Zu der Zeit unseres Dampfschiffes „Fürth“ wurden die Stahlplatten eines Schiffsrumpfes genietet. Die heute übliche Schweißtechnik hat sich erst in den fünfziger Jahren durchgesetzt.

Man kann sich leicht vorstellen, dass viele zehntausende Niete notwendig waren, um ein mittleres oder großes Schiff zusammenzuhalten.

Wie das Nieten funktioniert, erklärt uns die Stiftung Historische Museen Hamburg:

Es gab das Nieten von Hand sowie wie pneumatisches Nieten. Ab 10mm Durchmesser wurde das Niet auf dem Nietenkocher erwärmt. Der Nietwärmer nahm den weiß glühenden Niet mit der Zange aus der Esse und steckte es schnell in das Nietloch. Der Vorhalter drückte mit dem Vorhalter das Niet gegen die Platte und hielt bis zur Beendigung dagegen. Der mit dem Niethammer arbeitende Nieter drückte mit einigen Schlägen zuerst die Platten zusammen, um dann den Nietschaft zu stauchen und den Schließkopf zu bilden. Alle wasserdichten Teile wurden von Hand oder mit Pressluftwerkzeugen verstemmt und durch kräftiges Abspritzen mit einem Wasserstrahl auf Dichtigkeit geprüft.
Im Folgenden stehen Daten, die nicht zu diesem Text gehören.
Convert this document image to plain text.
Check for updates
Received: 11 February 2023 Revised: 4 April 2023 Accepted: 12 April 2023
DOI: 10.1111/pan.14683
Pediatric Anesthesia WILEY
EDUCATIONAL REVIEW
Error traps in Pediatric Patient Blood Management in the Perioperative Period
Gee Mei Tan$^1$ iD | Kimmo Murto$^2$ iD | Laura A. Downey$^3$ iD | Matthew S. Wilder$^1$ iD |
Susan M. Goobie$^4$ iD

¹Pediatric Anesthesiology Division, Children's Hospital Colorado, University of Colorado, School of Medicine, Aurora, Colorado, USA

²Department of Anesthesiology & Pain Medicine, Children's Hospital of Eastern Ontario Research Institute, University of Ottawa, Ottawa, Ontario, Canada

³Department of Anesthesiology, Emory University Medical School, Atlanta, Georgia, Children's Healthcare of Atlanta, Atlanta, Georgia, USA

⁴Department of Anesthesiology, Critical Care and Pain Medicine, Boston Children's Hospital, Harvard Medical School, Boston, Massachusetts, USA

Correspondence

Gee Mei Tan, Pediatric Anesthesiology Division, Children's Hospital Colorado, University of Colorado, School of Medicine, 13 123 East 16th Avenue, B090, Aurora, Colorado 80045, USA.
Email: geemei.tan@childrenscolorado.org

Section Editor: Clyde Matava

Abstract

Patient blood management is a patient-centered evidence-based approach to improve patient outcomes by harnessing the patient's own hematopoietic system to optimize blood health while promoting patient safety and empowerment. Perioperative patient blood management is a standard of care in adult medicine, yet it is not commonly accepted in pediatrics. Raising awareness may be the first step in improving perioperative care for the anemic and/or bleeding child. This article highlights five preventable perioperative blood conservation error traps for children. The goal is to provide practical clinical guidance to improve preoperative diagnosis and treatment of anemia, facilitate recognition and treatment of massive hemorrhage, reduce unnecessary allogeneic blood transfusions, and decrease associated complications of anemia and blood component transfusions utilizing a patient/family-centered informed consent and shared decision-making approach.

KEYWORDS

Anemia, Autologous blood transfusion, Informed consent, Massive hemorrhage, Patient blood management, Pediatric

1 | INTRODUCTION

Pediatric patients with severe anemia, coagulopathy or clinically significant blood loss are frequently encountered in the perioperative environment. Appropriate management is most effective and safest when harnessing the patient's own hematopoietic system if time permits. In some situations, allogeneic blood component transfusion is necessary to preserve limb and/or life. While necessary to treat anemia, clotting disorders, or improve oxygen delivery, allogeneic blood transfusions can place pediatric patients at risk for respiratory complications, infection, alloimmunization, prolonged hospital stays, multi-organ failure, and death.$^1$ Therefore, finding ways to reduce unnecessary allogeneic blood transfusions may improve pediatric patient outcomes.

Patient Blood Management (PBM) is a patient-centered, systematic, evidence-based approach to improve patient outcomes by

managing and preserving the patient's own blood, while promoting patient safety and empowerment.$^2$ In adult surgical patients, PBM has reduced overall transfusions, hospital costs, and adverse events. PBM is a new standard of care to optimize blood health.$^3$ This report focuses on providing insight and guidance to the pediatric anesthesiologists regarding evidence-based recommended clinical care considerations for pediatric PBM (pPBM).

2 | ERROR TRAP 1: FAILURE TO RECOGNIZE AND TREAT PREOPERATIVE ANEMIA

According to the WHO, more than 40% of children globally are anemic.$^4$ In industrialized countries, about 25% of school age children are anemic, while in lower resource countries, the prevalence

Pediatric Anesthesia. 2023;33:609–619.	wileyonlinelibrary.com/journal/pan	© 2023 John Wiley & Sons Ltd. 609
Die Nieter arbeiteten in sogenannten Nieterkolonnen:

Das Nieten war Aufgabe der Nieterkolonnen. Sie bestanden aus dem Nieter, dem Vorhalter und dem Nietwärmer, der auch die Niete zureichte. Bei größeren Entfernungen zum Nietofen wurde noch ein Zureicher eingesetzt.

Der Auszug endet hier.